Noites
escuras em Papolândia
Ises A. Abrahamsohn
Sem
iluminação nas casas e nas ruas os habitantes da vila Papolândia tinham que se virar com velas e
lampiões. Gás também não havia e os fogões
eram à lenha. As promessas feitas pelos candidatos que por lá passavam apenas na época de eleições não
resultavam em nada. Uma estradinha de terra, pouco mais que uma picada, ligava
Papolândia à cidade de Baturi onde havia prefeito e energia elétrica. Eram seis horas em lombo de burro para percorrer os 80
km até Baturi. Tal como Papolândia, existem centenas de outras vilas pelo
Brasil. Havia entretanto uma diferença: o pessoal de Papolândia era muito bom
de conversa e mais ainda de articulação.
Reunidos à luz de lampião bolaram um plano
para conseguir as melhorias. Seria executado na próxima visita do prefeito que tentava a reeleição.

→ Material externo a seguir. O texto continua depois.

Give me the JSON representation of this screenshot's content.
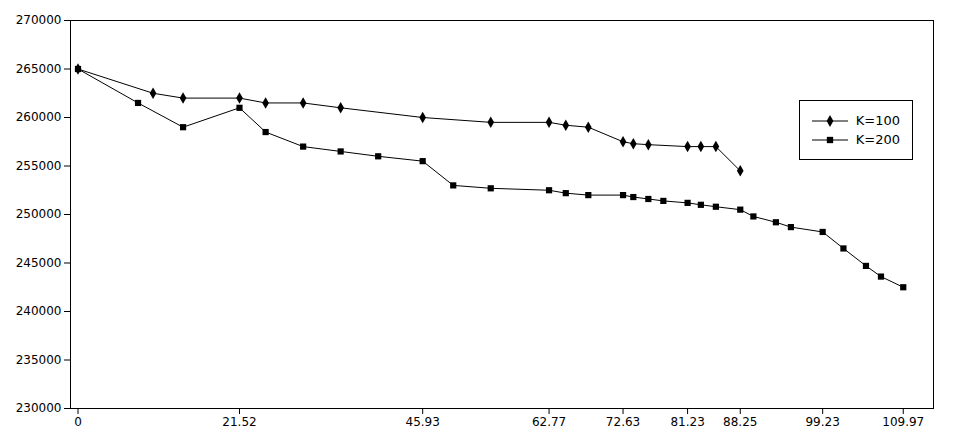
{
  "chart_data": {
    "type": "line",
    "series": [
      {
        "name": "K=100",
        "color": "#000000",
        "marker": "diamond",
        "x": [
          0,
          10,
          14,
          21.52,
          25,
          30,
          35,
          45.93,
          55,
          62.77,
          65,
          68,
          72.63,
          74,
          76,
          81.23,
          83,
          85,
          88.25
        ],
        "values": [
          265000,
          262500,
          262000,
          262000,
          261500,
          261500,
          261000,
          260000,
          259500,
          259500,
          259200,
          259000,
          257500,
          257300,
          257200,
          257000,
          257000,
          257000,
          254500
        ]
      },
      {
        "name": "K=200",
        "color": "#000000",
        "marker": "square",
        "x": [
          0,
          8,
          14,
          21.52,
          25,
          30,
          35,
          40,
          45.93,
          50,
          55,
          62.77,
          65,
          68,
          72.63,
          74,
          76,
          78,
          81.23,
          83,
          85,
          88.25,
          90,
          93,
          95,
          99.23,
          102,
          105,
          107,
          109.97
        ],
        "values": [
          265000,
          261500,
          259000,
          261000,
          258500,
          257000,
          256500,
          256000,
          255500,
          253000,
          252700,
          252500,
          252200,
          252000,
          252000,
          251800,
          251600,
          251400,
          251200,
          251000,
          250800,
          250500,
          249800,
          249200,
          248700,
          248200,
          246500,
          244700,
          243600,
          242500
        ]
      }
    ],
    "xlim": [
      -1,
      114
    ],
    "xticks": [
      0,
      21.52,
      45.93,
      62.77,
      72.63,
      81.23,
      88.25,
      99.23,
      109.97
    ],
    "ylim": [
      230000,
      270000
    ],
    "yticks": [
      230000,
      235000,
      240000,
      245000,
      250000,
      255000,
      260000,
      265000,
      270000
    ],
    "grid": false,
    "legend": "right"
  }
}
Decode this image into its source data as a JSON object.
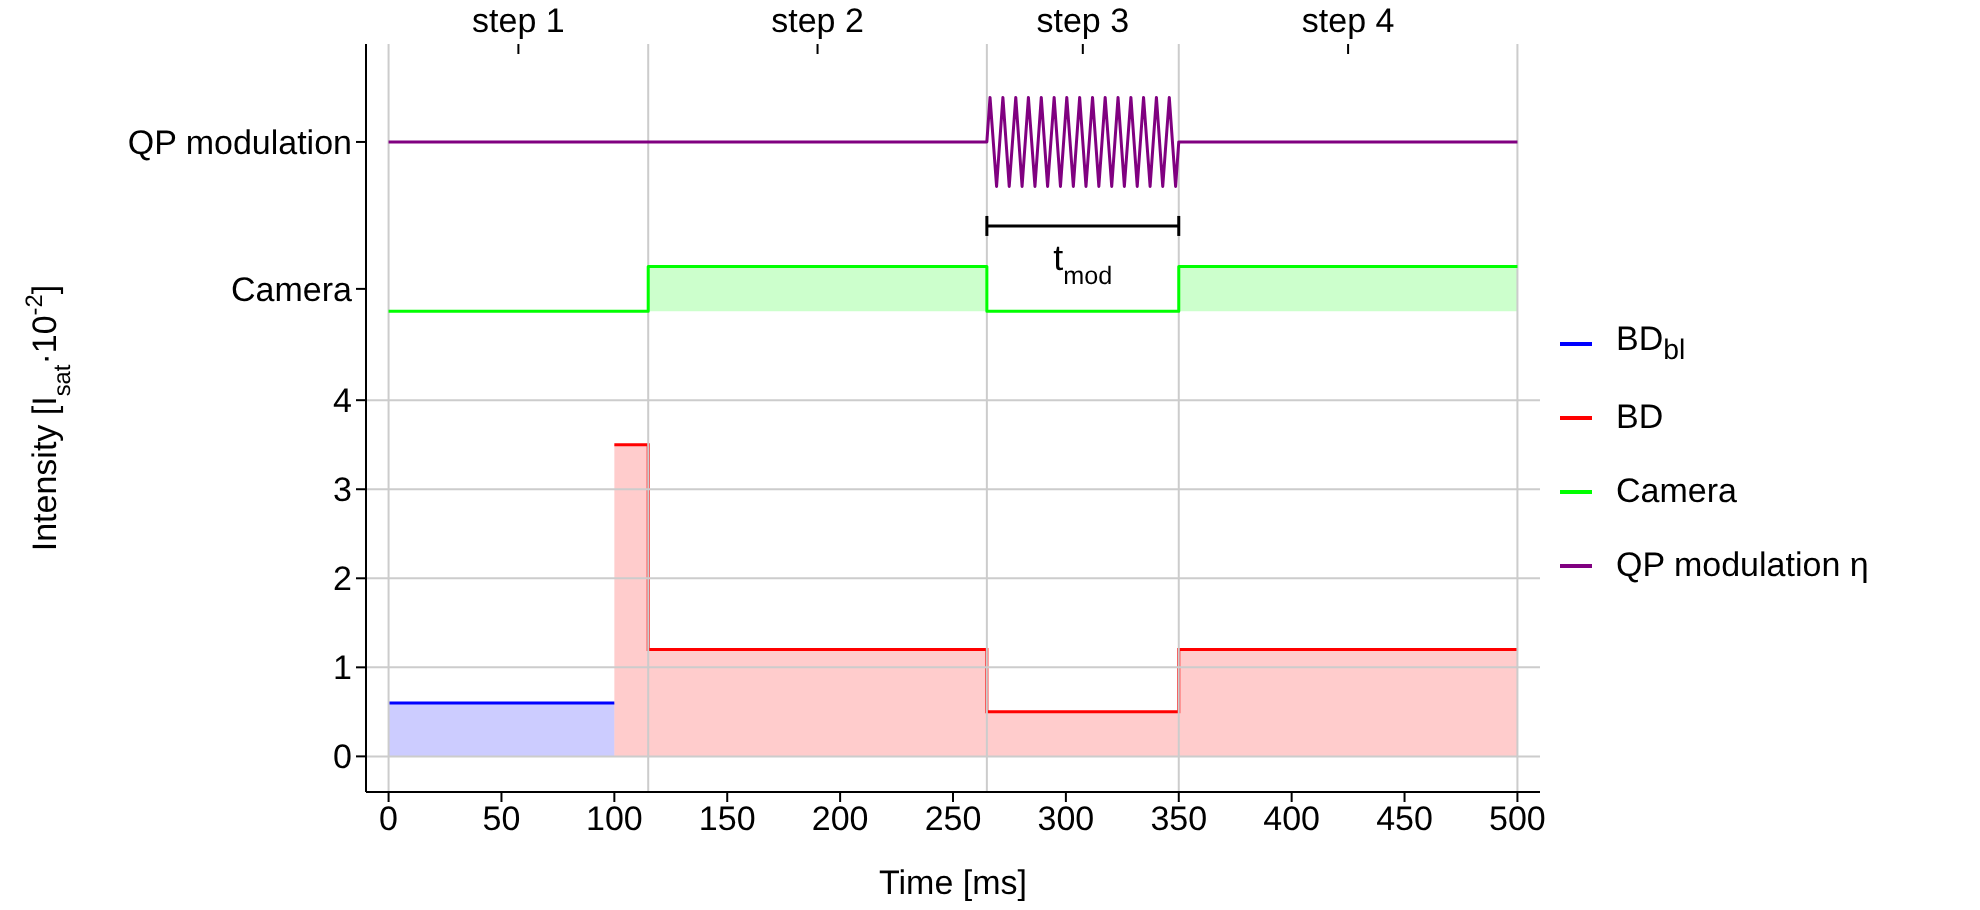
{
  "chart_data": {
    "type": "line",
    "xlabel": "Time [ms]",
    "ylabel": "Intensity [I$_{sat}$·10$^{-2}$]",
    "xlim": [
      -10,
      510
    ],
    "xticks": [
      0,
      50,
      100,
      150,
      200,
      250,
      300,
      350,
      400,
      450,
      500
    ],
    "ref_lines": [
      {
        "axis": "x",
        "value": 0,
        "color": "#cccccc"
      },
      {
        "axis": "x",
        "value": 115,
        "color": "#cccccc"
      },
      {
        "axis": "x",
        "value": 265,
        "color": "#cccccc"
      },
      {
        "axis": "x",
        "value": 350,
        "color": "#cccccc"
      },
      {
        "axis": "x",
        "value": 500,
        "color": "#cccccc"
      }
    ],
    "ylim": [
      -0.4,
      8
    ],
    "yticks": [
      0,
      1,
      2,
      3,
      4,
      {
        "value": 5.25,
        "label": "Camera"
      },
      {
        "value": 6.9,
        "label": "QP modulation"
      }
    ],
    "grid": "y",
    "legend": "right",
    "annotations": [
      "step 1",
      "step 2",
      "step 3",
      "step 4",
      {
        "text": "t$_{mod}$",
        "x": 307.5,
        "y": 6.9
      }
    ],
    "series": [
      {
        "name": "BD$_{bl}$",
        "type": "area",
        "color": "#0000ff",
        "x": [
          0,
          100
        ],
        "values": [
          0.6,
          0.6
        ]
      },
      {
        "name": "BD",
        "type": "area",
        "color": "#ff0000",
        "x": [
          100,
          115,
          115,
          265,
          265,
          350,
          350,
          500
        ],
        "values": [
          3.5,
          3.5,
          1.2,
          1.2,
          0.5,
          0.5,
          1.2,
          1.2
        ]
      },
      {
        "name": "Camera",
        "type": "line",
        "color": "#00ff00",
        "x": [
          0,
          115,
          115,
          265,
          265,
          350,
          350,
          500
        ],
        "values": [
          5,
          5,
          5.5,
          5.5,
          5,
          5,
          5.5,
          5.5
        ],
        "lower": [
          5,
          5,
          5,
          5,
          5,
          5,
          5,
          5
        ],
        "upper": [
          5,
          5,
          5.5,
          5.5,
          5,
          5,
          5.5,
          5.5
        ]
      },
      {
        "name": "QP modulation η",
        "type": "line",
        "color": "#800080",
        "x": [
          0,
          265,
          266.4,
          269.3,
          272.1,
          274.9,
          277.8,
          280.6,
          283.4,
          286.3,
          289.1,
          291.9,
          294.8,
          297.6,
          300.4,
          303.3,
          306.1,
          308.9,
          311.8,
          314.6,
          317.4,
          320.3,
          323.1,
          325.9,
          328.8,
          331.6,
          334.4,
          337.3,
          340.1,
          342.9,
          345.8,
          348.6,
          350,
          500
        ],
        "values": [
          6.9,
          6.9,
          7.4,
          6.4,
          7.4,
          6.4,
          7.4,
          6.4,
          7.4,
          6.4,
          7.4,
          6.4,
          7.4,
          6.4,
          7.4,
          6.4,
          7.4,
          6.4,
          7.4,
          6.4,
          7.4,
          6.4,
          7.4,
          6.4,
          7.4,
          6.4,
          7.4,
          6.4,
          7.4,
          6.4,
          7.4,
          6.4,
          6.9,
          6.9
        ]
      }
    ]
  }
}
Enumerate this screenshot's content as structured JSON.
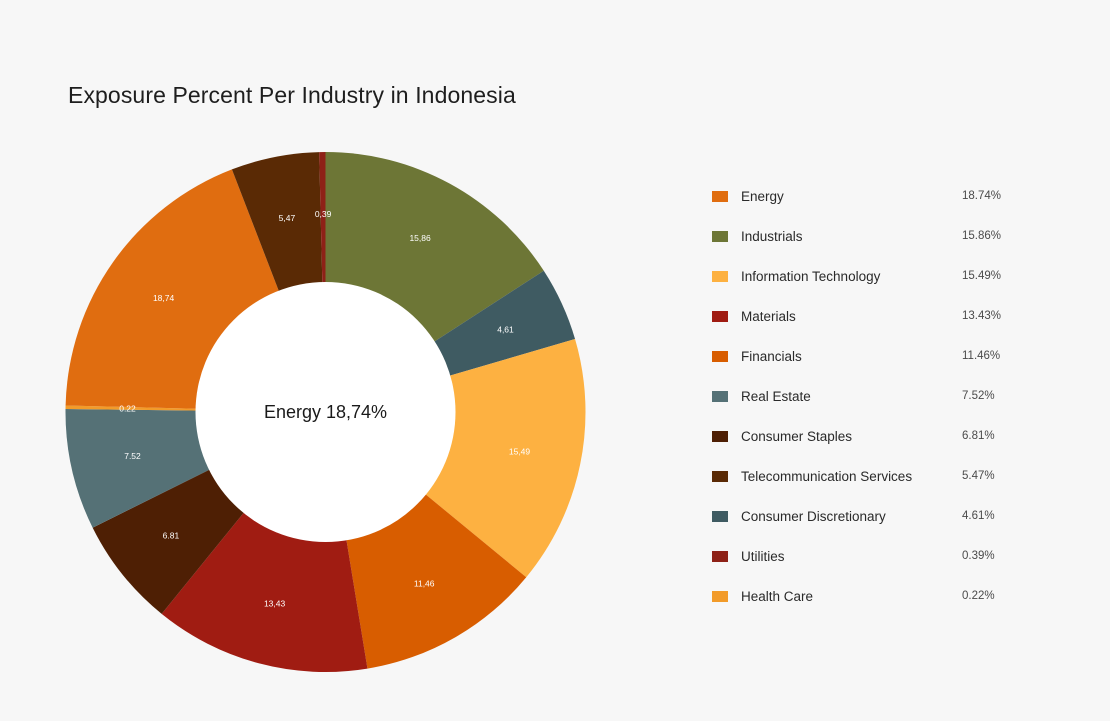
{
  "chart_data": {
    "type": "pie",
    "title": "Exposure Percent Per Industry in Indonesia",
    "center_label": "Energy 18,74%",
    "slices": [
      {
        "name": "Industrials",
        "value": 15.86,
        "label": "15,86",
        "color": "#6d7636"
      },
      {
        "name": "Consumer Discretionary",
        "value": 4.61,
        "label": "4,61",
        "color": "#3f5b62"
      },
      {
        "name": "Information Technology",
        "value": 15.49,
        "label": "15,49",
        "color": "#fdb141"
      },
      {
        "name": "Financials",
        "value": 11.46,
        "label": "11,46",
        "color": "#d85d00"
      },
      {
        "name": "Materials",
        "value": 13.43,
        "label": "13,43",
        "color": "#a01c12"
      },
      {
        "name": "Consumer Staples",
        "value": 6.81,
        "label": "6.81",
        "color": "#4e1f04"
      },
      {
        "name": "Real Estate",
        "value": 7.52,
        "label": "7.52",
        "color": "#557176"
      },
      {
        "name": "Health Care",
        "value": 0.22,
        "label": "0.22",
        "color": "#f29b2a"
      },
      {
        "name": "Energy",
        "value": 18.74,
        "label": "18,74",
        "color": "#e06d10"
      },
      {
        "name": "Telecommunication Services",
        "value": 5.47,
        "label": "5,47",
        "color": "#5a2a05"
      },
      {
        "name": "Utilities",
        "value": 0.39,
        "label": "0,39",
        "color": "#8e2117"
      }
    ],
    "legend": [
      {
        "name": "Energy",
        "value": "18.74%",
        "color": "#e06d10"
      },
      {
        "name": "Industrials",
        "value": "15.86%",
        "color": "#6d7636"
      },
      {
        "name": "Information Technology",
        "value": "15.49%",
        "color": "#fdb141"
      },
      {
        "name": "Materials",
        "value": "13.43%",
        "color": "#a01c12"
      },
      {
        "name": "Financials",
        "value": "11.46%",
        "color": "#d85d00"
      },
      {
        "name": "Real Estate",
        "value": "7.52%",
        "color": "#557176"
      },
      {
        "name": "Consumer Staples",
        "value": "6.81%",
        "color": "#4e1f04"
      },
      {
        "name": "Telecommunication Services",
        "value": "5.47%",
        "color": "#5a2a05"
      },
      {
        "name": "Consumer Discretionary",
        "value": "4.61%",
        "color": "#3f5b62"
      },
      {
        "name": "Utilities",
        "value": "0.39%",
        "color": "#8e2117"
      },
      {
        "name": "Health Care",
        "value": "0.22%",
        "color": "#f29b2a"
      }
    ],
    "legend_position": "right"
  }
}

Pois então veio lá o prefeito e sua comitiva. Foram recebidos com festa,
feijoada e a famosa pinga da vila. Seguiram-se os habituais discursos,
promessas e beijinhos nas crianças. Lá pelas cinco da tarde o prefeito e sua
turma não viam a hora de se mandar dali. Despedidas feitas, puseram-se a
caminho. Meia hora depois a consternação! A estrada estava interrompida por uma
profunda cratera: impossível de passar veículo, ser humano ou animal. Restava
voltar à vila e pedir socorro. Mas como?
Sem energia não havia telefone e naquele fim de mundo nenhum sinal de celular.
Alguém lembrou que talvez houvesse um rádio na vila. O Belarmino, que parecia
ser o líder local, já os esperava com um lampião na mão. Sim, havia um rádio,
mas infelizmente estava com defeito. Suas excelências teriam que pernoitar em
Papolândia e, com sorte, amanhã tentariam comunicação. Poderiam jantar e se
alojar nas redes a serem estendidas na varanda da escolinha. Após o jantar,
Belarmino e os habitantes da cidade vieram em peso ver como se ajeitariam as
autoridades. Estas tropeçavam e praguejavam enquanto, à luz de lampião,
tentavam achar o caminho para a latrina atrás da escola.
Belarmino ofereceu uma rodada da célebre pinga,
servida na sala de aula, e começou o papo, assim com quem não quer nada...
_ “Pois é, se houvesse energia, daria prá consertar
o rádio e se a estrada fosse melhor não teria desabado e vosmicês poderiam
voltar prá cidade....” E por aí foi a
conversa, com os papolandinos fazendo uso do seu melhor papo. Aí pelas tantas,
alguém sugeriu:
_
“Seu prefeito, agora que vosmicê viu a nossa situação, escreva aí a ordem para
a companhia instalar a fiação pra nós aqui!” Apareceram papel e tinta e o prefeito
não teve outro remédio senão escrever a ordem de serviço requerida. A bem dizer,
ficou com medo de ter que ficar ali por mais dias. A professora leu em voz alta
o documento e o povo se dispersou. Ao clarear apareceu o Seu Miguel com a notícia
de que o rádio voltara funcionar. Transmitido o pedido de socorro, foi
improvisada uma ponte e prefeito e sua turma puderam passar. Uma semana depois
começaram a puxar os fios e a erguerem os postes na estradinha de Papolândia.
A
próxima batalha seria conseguir asfalto na estrada!